I grew up in Jamaica with my two older sisters. I remember a lot about my early life there. I grew up in a loving home, with my grandmother looking after us. We were taught about respect. I loved my grandmother very much. She was firm, she was my first teacher. I left when I was seven but… you can take the man from the country but you can’t take the country from the man. I’ll always be Jamaican in my roots, as much as I feel very British now. Jamaicans are among the most creative people in the world, they just need more opportunities to show it. Of course I loved watching Usain Bolt run as a great Jamaican runner but I’m not going to lie, I also wished I could have competed against him running for Britain.
My father came to Britain first, then my mum, then we followed, me and my sisters. I had always been told by my grandmother that we’d be going to join my parents in Britain one day. We didn’t really know them. My father came to Britain to work, my mother was a nurse. They came here by invitation – the government was asking people from the Commonwealth to come and help make Britain great again. And those people, including my parents, came to make a better life.
I loved watching Usain Bolt run as a great Jamaican runner but I’m not going to lie, I also wished I could have competed against him running for Britain.
We had always been told the streets of England were paved with gold. ‘The houses are made of bricks and they have paper on the walls.’ We arrived at Gatwick Airport and it wasn’t quite what we expected. We didn’t see any trees! We moved to Loftus Road, home of QPR, at the edge of White City [in West London]. We had two rooms for the seven of us. But there were lots of things to do. We played a lot on the streets and in the little local park. It was summer when we arrived and playing outside was great. Until it snowed for the first time. We were excited when we saw it and we ran outside shouting ‘Snow snow snow!’ Then we picked it up and it was ‘Woah.’ Our fingers started to burn. That was a big shock.
I got racism from the first day I went to school. I was one of a very few black pupils. Kids are cruel. I didn’t realise I was black until someone told me. I told my parents, who said I would have to learn to ignore people and I’d just have to cope with it. Which I thought was great. They didn’t tell me to retaliate or hit anyone or behave in a bad way. But I was quite tough and I coped quite well. I had a few fights. I learned to run home very fast at the end of the school day. I think I owe those people something for my future success!
I didn’t know I could run until a teacher told me I was fast. There were a couple of girls at my school who could run faster. My father had always told me a good opportunity comes once in a lifetime. If you miss it, it never comes again. The strange thing was that I had several opportunities. I moved school a few times but there were always teachers or other athletes telling me I was a good runner, or could be. I wasn’t greatly interested but everyone else seemed to want me to do it. So I think I was destined to do it.

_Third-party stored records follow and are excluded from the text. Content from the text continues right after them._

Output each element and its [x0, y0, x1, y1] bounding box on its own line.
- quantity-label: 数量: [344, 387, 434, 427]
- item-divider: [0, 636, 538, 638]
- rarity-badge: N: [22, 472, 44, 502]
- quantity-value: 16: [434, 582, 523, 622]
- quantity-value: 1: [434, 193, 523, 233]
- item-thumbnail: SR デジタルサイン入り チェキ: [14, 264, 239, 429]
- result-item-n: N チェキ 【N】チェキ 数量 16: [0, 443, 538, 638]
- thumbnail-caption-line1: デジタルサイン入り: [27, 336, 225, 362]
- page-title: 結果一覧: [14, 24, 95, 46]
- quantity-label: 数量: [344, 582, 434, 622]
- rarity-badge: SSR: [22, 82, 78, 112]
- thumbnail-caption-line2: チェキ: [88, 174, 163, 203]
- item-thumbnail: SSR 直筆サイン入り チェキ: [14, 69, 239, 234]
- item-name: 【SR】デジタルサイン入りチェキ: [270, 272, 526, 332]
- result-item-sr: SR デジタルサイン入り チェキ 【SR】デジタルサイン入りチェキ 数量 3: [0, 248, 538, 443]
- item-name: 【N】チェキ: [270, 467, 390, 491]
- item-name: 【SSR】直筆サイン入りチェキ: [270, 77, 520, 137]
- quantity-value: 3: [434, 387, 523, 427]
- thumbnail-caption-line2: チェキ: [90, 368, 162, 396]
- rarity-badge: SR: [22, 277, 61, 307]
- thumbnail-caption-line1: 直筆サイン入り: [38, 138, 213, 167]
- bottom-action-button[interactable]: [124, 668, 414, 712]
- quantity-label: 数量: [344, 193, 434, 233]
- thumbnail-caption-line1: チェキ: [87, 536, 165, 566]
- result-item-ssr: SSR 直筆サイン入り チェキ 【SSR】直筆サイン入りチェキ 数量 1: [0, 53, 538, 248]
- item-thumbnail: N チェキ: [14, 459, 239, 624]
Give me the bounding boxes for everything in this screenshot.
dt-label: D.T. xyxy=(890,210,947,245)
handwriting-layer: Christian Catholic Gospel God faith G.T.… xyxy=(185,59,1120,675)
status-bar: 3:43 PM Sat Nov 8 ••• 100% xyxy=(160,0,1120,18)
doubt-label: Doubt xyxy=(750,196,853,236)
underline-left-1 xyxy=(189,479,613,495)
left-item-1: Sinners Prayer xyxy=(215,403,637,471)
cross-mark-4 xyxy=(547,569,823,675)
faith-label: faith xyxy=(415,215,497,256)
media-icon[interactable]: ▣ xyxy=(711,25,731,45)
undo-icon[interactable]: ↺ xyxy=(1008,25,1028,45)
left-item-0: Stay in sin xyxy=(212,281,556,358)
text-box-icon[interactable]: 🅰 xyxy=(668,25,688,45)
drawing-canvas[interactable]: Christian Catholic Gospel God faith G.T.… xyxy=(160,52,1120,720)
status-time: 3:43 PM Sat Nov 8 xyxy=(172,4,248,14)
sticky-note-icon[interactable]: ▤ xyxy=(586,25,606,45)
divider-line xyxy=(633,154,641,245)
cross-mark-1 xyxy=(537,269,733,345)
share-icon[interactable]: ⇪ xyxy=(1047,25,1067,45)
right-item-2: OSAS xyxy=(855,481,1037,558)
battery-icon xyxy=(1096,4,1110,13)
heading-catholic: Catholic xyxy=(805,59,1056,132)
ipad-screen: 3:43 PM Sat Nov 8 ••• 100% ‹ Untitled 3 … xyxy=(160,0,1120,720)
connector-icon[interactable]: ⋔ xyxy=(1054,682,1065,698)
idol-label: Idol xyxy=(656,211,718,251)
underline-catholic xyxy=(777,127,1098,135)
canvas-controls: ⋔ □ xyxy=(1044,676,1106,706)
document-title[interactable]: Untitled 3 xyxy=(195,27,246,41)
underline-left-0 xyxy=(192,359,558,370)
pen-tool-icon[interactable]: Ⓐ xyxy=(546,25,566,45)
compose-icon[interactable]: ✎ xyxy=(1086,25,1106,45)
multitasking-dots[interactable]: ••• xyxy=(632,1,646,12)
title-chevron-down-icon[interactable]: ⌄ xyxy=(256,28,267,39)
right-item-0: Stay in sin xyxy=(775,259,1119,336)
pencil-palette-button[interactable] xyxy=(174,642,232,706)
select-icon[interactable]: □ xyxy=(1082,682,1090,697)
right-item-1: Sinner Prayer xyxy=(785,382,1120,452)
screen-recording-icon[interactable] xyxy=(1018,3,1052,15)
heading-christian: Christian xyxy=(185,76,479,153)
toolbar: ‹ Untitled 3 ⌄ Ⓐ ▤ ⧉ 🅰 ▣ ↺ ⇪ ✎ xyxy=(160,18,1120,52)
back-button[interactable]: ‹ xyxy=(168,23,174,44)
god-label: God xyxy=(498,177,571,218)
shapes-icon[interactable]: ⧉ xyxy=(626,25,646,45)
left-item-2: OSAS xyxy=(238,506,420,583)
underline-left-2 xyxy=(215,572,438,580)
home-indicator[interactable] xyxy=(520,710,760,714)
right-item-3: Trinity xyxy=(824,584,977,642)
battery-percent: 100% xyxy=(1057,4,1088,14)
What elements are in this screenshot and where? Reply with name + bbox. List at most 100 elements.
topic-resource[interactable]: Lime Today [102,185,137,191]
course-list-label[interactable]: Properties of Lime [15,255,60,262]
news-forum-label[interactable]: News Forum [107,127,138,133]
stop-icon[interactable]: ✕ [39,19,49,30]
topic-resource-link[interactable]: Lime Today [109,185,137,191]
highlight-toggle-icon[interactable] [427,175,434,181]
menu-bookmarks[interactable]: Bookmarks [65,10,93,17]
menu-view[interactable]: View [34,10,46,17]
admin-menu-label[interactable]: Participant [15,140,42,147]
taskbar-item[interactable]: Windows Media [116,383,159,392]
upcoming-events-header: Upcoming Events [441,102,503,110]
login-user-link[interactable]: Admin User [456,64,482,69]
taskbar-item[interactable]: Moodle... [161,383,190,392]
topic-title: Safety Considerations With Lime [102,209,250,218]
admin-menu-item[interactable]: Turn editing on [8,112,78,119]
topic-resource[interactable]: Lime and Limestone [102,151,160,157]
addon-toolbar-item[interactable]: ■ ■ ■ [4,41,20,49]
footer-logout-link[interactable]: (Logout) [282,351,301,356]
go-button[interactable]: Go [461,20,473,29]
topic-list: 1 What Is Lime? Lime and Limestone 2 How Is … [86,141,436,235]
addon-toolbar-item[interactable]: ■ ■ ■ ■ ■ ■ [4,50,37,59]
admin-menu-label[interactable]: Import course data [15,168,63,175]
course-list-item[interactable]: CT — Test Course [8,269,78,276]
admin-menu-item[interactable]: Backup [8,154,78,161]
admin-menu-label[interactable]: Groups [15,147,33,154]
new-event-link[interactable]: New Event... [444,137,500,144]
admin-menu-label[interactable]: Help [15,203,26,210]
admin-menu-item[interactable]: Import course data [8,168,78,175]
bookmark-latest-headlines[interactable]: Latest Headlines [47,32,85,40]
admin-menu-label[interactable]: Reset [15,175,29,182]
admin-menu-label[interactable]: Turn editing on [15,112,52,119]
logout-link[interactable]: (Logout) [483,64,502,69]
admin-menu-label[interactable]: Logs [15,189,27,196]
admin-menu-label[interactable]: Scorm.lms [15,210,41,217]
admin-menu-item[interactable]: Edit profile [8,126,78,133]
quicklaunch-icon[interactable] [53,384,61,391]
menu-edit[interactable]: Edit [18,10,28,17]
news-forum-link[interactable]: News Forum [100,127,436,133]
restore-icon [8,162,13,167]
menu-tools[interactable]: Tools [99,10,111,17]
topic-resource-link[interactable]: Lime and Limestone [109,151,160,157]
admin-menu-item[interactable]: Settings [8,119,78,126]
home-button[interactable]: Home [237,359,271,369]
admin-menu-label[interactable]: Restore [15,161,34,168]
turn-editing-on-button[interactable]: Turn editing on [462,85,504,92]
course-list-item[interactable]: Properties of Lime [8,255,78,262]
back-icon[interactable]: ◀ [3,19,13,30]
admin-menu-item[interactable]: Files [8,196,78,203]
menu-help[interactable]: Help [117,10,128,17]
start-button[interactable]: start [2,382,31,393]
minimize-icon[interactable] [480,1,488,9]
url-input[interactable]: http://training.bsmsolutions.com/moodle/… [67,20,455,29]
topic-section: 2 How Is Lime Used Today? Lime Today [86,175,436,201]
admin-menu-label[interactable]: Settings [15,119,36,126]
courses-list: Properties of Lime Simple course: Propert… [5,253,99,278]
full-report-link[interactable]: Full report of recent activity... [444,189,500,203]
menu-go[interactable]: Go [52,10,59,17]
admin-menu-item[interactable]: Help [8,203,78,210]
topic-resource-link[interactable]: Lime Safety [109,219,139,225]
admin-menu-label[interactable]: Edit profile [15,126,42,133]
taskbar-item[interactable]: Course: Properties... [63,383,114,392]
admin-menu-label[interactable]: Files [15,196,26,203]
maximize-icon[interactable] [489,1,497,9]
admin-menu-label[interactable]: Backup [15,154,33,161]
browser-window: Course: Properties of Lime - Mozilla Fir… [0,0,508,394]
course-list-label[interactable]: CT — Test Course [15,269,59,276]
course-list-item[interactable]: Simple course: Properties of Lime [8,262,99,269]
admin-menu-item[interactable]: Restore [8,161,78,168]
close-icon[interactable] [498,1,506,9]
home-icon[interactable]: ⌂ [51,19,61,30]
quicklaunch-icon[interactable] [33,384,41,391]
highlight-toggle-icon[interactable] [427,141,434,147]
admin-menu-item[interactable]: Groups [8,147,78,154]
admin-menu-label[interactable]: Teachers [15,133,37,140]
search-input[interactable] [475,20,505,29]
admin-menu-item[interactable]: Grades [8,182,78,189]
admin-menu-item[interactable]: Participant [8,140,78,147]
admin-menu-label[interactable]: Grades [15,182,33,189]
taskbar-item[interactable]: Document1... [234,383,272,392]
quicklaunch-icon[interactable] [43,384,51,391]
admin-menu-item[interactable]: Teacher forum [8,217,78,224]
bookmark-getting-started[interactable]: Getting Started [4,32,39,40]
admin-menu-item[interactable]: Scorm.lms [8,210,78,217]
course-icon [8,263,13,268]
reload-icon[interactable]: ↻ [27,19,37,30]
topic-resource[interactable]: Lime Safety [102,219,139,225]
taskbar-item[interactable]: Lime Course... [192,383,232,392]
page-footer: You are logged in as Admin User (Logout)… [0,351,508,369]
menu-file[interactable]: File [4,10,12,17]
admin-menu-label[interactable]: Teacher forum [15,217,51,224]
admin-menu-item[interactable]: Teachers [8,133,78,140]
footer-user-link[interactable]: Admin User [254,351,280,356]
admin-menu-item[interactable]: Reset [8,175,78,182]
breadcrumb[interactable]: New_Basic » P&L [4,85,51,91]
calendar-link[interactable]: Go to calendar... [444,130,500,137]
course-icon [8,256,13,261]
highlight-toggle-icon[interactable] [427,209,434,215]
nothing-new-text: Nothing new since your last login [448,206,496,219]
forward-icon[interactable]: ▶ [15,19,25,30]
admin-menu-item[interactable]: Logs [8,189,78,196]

I don’t regret that it took me a bit longer than some to come into the sport. I peaked when there was no one in the country as good as me, I was just out there by myself. The timing was perfect. When I won the European Indoor 200 metres [in 1986] I think I was in the second or third string. So no one was thinking I was anything special. When I won – the first Brit to ever do it – it made me feel, yeah, maybe I could really do something with this.